Look Homeward Anglican
Senior Veteran
Redwolf said:Here's the trouble with Catholic doctrine:
Roman Catholic scholars such as Professor Fitzmyer have been given the freedom to explore what Scripture teaches. They discover themselves looking over their shoulders at the Roman Catholic traditionalists who do not hide their anxiety that such open distancing between Scripture and Tradition will be the downfall of the Church. Consequently their characteristic refrain is that the difference between the content of Scripture and the content of the Tradition does not involve contradiction but only development. What becomes clearer than ever, however, is that the pririciple of sola Scriptura remains a watershed. As Cardinal Ratzinger as much as admitted in his reaction to Geiselmann, there are major Roman doctrines which are simply not found in the Scriptures. In this sense Scripture alone cannot be regarded as sufficient for the life of the Church.
But we must go further. There are important teachings in the Tradition which are not only additional to, but different from and contradictory to, the teaching of Sacred Scripture. These include the very doctrines which were the centerpiece of the Reformation struggle: the nature of justification; the importance of the principle of sola fide; the number of the sacraments; the sufficiency of the work of Christ, the effect of baptism, the presence of Christ at the Supper, the priesthood of all believers, the celibacy of the priesthood, the character and role of Mary, and much else. The more that Scripture is exegeted on its own terms the more it will become clear that in these areas Sacred Tradition does not merely add to Sacred Scripture, it contradicts it. And if it does, can it any longer be "sacred"?
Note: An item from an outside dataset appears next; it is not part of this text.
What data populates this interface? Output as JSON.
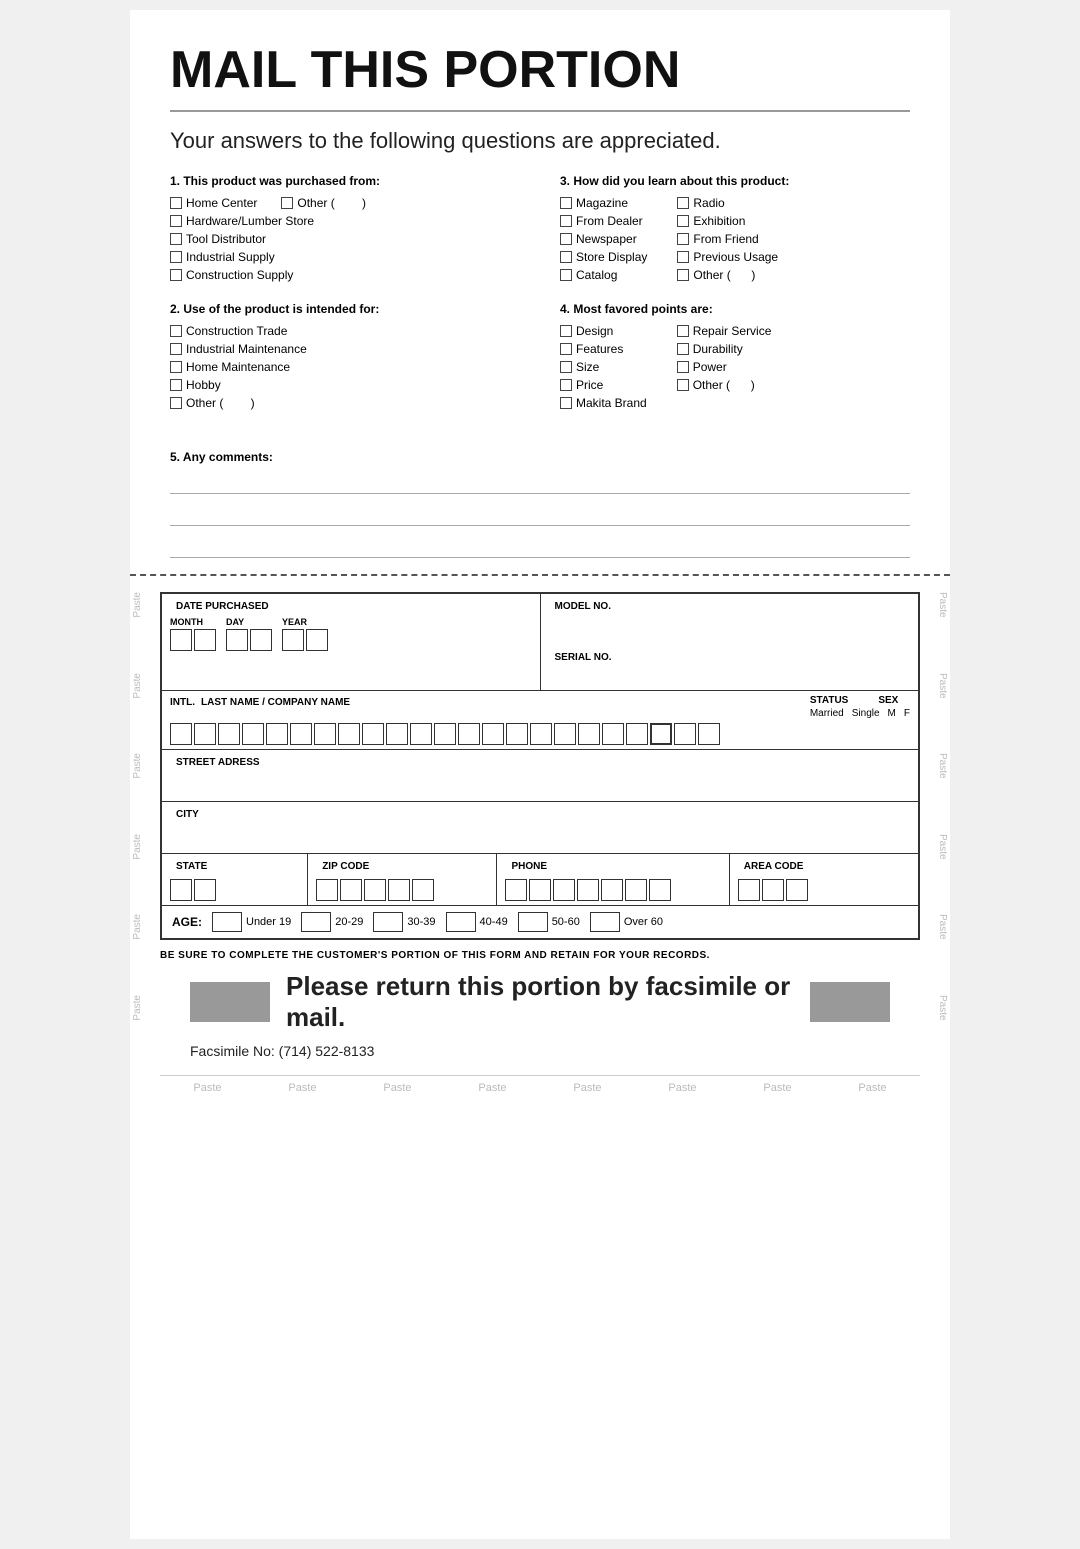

A major development has taken place, then, in Roman Catholic interpretation of Scripture. For this we may be grateful. We should not grudgingly minimize the rediscovery of the Bible. Indeed it might help us greatly if we recalled more often than we do that responsibility for the confusion in Rome's understanding of justification rests partly on the shoulders of the great Augustine himself whom we often claim with Calvin as "wholly ours." Having said this, however, it is now clearer than ever (pace Geiselmann) that the Roman Catholic Church cannot and will not subscribe to sola Scriptura. It must deny the sole sufficiency of the Bible. And, as the Reformers recognized, so long as Rome appeals to two sources, or even tributaries, of revelation, the contents of Scripture and the substance of its own Tradition, it is inevitable that it will also withstand the message of Scripture and of the Reformation: sola gratia, solo Christo, sola fide.http://mbrem.com/bible/traditn.htm
You have no understanding of Catholic doctrine, but this is only because you have not studied it. It is not too late; you can still learn.